I’m not a binge reader either, I either fall asleep or my concentration strays to noticing that the fat balls need topping up in the bird feeder and something needs watering. Again, I wish I was. I envy friends who can read whole books in one go, even more those who can remember what they have read. For some, the lockdown is an excellent opportunity to read a whole thriller series: C.J. Sansom, Ann Cleeves, Lee Child. My favourite is Louise Penny. Her Inspector Gamache is a nice chap who doesn’t have affairs, goes home to his very understanding wife in the evenings, doesn’t drink much or do drugs or have dysfunctional children. Similarly, the murders he solves are very wholesome and his murderers respectable and principled people. Their murders are clever, clean and witty.
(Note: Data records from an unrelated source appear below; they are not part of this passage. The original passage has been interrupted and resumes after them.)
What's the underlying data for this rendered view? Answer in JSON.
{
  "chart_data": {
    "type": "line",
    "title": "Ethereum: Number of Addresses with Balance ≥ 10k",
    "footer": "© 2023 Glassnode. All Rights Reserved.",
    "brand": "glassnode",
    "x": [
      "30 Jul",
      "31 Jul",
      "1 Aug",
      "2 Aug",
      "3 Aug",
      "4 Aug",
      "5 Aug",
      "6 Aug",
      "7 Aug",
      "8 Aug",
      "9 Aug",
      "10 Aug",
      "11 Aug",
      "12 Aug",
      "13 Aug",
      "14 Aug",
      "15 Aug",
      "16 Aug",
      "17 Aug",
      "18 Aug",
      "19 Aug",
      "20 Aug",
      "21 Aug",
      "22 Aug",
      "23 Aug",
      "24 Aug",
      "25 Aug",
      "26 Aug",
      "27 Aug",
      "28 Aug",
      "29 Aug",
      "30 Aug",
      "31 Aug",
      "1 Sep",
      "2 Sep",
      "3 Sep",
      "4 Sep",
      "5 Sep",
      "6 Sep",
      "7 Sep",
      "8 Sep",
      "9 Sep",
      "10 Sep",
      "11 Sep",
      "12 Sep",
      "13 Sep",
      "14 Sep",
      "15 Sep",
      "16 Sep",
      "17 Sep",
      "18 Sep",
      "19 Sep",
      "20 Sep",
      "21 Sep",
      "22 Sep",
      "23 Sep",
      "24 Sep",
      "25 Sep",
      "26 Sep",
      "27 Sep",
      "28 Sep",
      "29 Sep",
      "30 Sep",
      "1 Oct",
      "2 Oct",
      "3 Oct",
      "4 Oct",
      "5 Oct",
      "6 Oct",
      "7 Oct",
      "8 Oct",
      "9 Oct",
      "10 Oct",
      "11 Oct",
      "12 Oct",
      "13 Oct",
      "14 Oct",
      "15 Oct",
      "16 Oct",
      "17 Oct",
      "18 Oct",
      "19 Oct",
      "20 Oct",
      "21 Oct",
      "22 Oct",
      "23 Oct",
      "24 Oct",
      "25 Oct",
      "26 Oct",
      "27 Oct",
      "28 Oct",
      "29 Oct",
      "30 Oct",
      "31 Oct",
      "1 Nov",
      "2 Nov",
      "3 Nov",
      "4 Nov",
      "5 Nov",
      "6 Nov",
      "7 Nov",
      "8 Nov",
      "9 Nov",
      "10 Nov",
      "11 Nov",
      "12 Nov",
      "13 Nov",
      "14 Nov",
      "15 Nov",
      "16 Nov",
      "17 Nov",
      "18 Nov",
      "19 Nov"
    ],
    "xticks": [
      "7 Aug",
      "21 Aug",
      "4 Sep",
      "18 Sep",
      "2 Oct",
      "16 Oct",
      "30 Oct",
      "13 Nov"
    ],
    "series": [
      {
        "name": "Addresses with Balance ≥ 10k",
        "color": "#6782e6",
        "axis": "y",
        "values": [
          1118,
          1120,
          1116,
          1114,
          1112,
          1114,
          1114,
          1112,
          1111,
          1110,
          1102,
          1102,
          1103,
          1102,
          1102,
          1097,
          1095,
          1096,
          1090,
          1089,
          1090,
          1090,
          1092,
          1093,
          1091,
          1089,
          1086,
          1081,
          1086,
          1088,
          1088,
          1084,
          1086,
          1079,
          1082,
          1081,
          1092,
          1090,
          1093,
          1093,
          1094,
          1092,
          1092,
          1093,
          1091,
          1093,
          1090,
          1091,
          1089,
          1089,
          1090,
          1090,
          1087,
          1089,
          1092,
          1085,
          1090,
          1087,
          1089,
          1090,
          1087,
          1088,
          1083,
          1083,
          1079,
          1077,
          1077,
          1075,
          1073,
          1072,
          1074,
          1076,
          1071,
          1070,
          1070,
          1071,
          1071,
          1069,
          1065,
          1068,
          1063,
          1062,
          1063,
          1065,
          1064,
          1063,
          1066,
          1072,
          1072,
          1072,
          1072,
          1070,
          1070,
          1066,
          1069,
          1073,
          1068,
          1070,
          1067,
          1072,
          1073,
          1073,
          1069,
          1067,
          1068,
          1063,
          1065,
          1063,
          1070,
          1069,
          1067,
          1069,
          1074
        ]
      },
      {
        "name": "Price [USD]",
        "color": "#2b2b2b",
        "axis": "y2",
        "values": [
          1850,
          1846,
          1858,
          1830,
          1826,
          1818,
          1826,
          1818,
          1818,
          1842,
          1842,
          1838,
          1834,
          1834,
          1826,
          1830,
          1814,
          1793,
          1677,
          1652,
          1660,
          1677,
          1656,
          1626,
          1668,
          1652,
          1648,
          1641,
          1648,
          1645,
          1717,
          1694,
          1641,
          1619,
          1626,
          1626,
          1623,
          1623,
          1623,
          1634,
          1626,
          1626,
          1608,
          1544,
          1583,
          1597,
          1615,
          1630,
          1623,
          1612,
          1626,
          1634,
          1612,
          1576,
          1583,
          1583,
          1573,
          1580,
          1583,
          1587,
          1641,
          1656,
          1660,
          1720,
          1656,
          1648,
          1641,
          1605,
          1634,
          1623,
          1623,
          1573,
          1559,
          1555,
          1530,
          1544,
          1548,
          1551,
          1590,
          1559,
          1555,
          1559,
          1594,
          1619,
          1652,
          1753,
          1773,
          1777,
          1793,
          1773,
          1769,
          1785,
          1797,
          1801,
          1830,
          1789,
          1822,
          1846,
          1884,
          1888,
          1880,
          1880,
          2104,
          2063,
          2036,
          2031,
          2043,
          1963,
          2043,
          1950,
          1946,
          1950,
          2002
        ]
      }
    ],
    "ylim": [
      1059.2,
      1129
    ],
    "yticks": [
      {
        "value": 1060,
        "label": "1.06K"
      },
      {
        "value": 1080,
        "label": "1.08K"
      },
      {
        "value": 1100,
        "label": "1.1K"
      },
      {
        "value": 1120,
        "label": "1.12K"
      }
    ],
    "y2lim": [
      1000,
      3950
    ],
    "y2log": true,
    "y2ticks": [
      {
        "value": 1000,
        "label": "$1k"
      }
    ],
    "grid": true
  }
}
Bingeing used to be the pursuit of the late teens and early twenties on Friday and Saturday nights in the centres of small towns. Ferocious amounts of alcohol were consumed and returned to the pavements after consumption. Now it is a respectable adult pass-time and a justified strategy for dealing with these barren and unvaried months. It requires the persistence, concentration and time management skills I lack. There is a fear that alcohol consumption has risen and that the birth rate will escalate next year. Having someone else doing our shopping has made us too ashamed to order too much booze or crisps, but the pangs and urges are there.



Maybe writing this blog has been my binge substitute; blog writing a feeble resort for those who can’t binge properly. Another bright warm day climaxes by the pond in our garden with a single gin each which is good for us: no carbohydrates, emotionally restorative and the lemon is part of our five a day. No binge drinking here, all very measured and temperate.


Now I could just murder a pack of Pringles.